Courtesy of Renzo Piano Building Workshop Courtesy of Renzo Piano Building Workshop

One of the most tragic events in Europe in 2018 was the collapse of the Morandi Bridge in Genoa, Italy on August 14th, claiming 43 lives. In the aftermath of the disaster, Genoa-born architect Renzo Piano offered to donate the design of a bridge to replace the old one, having been deeply affected by the tragedy.

In a positive development before the year ends, Genoa’s mayor has announced that Piano will lead a 200-million-euro ($230 million) project for the bridge’s replacement, inspired by Genoa’s historic maritime prominence.

Courtesy of Renzo Piano Building Workshop Courtesy of Renzo Piano Building Workshop

As reported by The Washington Post, the project will take 12 months, and is expected to be completed by the end of 2019. The bridge will no longer carry the name “Morandi,” the architect who constructed the ill-fated reinforced concrete structure.

Under Piano’s vision, which he submitted for free, the scheme will incorporate weight-bearing columns reminiscent of a ship’s bow.

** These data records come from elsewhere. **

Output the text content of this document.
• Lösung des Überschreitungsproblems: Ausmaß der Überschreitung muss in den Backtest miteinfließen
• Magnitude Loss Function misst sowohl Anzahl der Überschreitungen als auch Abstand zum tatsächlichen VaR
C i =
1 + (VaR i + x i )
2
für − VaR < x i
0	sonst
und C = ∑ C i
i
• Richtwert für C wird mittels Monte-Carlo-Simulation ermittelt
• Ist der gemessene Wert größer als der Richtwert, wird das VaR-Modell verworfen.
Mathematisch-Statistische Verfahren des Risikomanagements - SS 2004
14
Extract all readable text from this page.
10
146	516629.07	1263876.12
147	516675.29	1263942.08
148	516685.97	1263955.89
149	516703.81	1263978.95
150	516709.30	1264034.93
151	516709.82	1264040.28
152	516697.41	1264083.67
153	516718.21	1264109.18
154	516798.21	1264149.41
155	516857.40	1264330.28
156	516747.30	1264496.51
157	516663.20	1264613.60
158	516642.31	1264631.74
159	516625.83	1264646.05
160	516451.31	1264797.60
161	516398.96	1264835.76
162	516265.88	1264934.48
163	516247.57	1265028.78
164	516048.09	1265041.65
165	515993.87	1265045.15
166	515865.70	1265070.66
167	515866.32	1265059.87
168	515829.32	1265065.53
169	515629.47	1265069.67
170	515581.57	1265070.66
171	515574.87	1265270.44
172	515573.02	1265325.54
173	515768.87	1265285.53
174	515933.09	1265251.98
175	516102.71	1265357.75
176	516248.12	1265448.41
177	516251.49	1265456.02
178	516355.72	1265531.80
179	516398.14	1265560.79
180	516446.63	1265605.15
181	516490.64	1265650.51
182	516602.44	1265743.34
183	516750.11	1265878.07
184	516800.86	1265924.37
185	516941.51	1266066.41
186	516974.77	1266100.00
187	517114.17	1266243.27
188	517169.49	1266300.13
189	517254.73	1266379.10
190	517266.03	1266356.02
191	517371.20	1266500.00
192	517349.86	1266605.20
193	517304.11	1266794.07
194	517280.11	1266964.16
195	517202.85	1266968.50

In honor of the victims, 43 lamps will cast a light across the bridge, shaped like ship sails. The design team was instructed not to use stay cables in the bridge’s design, in order to avert memories of the metal cables that snapped during the previous collapse.

Courtesy of Renzo Piano Building Workshop Courtesy of Renzo Piano Building Workshop

For the scheme’s construction, Piano will work in collaboration with construction firm Salini Impregilo, the infrastructure wing of shipbuilder Fincantieri, and the Italferr state railway subsidiary.

Over four months on from the bridge’s collapse, a definitive cause for the incident has not been officially stated. In the aftermath of the collapse, attention turned to the bridge’s maintenance record, concerns of its integrity stretching back decades, and how the collapse sits within the broader context of aging Italian infrastructure.